Доктор Рул приглашает своих читателей обратить внимание на то, что «ни в одной церкви, кроме католической, никогда не было инквизиции»[152]. Однако он забывает довести эту мысль до ее логического конца и добавить, что ни в одной христианской церкви, кроме католической, инквизиция не была бы возможна. Ибо было бы невозможно совершить преступление ереси против любой церкви, которая приспосабливается к новым способам мышления по мере их появления и постепенно отступает под натиском учености[153].

Католическая церковь представляла миру свои непреложные формулировки и неизменные догматы. «Это, – заявляла она, – мое учение. Его я твердо придерживаюсь. Его вы должны принять без сомнений, в его полноте и цельности, иначе вы не дети мне».

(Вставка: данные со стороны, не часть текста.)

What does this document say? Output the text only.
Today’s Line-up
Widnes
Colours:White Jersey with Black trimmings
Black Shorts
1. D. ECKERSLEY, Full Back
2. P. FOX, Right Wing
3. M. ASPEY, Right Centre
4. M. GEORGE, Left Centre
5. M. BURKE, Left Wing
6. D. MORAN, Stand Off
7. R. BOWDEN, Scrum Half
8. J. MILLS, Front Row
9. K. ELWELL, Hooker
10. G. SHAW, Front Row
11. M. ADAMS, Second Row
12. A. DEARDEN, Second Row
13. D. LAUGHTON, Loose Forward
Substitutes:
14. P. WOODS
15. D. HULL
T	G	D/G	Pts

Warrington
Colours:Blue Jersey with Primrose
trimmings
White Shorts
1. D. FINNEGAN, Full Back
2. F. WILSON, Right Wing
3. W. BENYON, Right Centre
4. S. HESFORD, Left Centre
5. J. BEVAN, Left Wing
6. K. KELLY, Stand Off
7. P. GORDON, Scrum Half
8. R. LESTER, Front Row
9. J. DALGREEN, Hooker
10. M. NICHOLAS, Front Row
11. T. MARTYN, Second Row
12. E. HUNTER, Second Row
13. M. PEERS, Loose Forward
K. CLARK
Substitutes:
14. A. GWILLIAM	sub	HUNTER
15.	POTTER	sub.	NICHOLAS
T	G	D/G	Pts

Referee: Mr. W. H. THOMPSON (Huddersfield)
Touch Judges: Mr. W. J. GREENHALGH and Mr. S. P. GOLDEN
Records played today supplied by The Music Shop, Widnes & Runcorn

Здесь не к чему было придраться. Прибавь она к этому допущение свободы принимать или отвергать ее учение, оставь она человеку свободу признавать или не признавать ее догматы, как велит ему его совесть и разум, все было бы хорошо. К несчастью, церковь сочла своим долгом пойти дальше и использовала принуждение и насилие в такой мере, что внушила своим детям душевный настрой, который выразил один якобинец XVIII века[154], воскликнувший: «Стань мне братом, или я убью тебя!»

Неспособная рациональными методами остановить людей, выходивших из ее рядов по рациональным причинам, она прибегла к мерам физического воздействия и вернула жестокие насильственные практики первых веков христианства.


Ересь массово и быстро распространялась на юге Франции. Там словно собрались все схизмы, которые тревожили церковь с самого ее основания: ариане, манихейцы и гностики, к которым прибавились несколько новых сект – катары, вальденсы и Boni Homines, или Добрые Люди. Эти новоприбывшие заслуживают некоторого пояснения.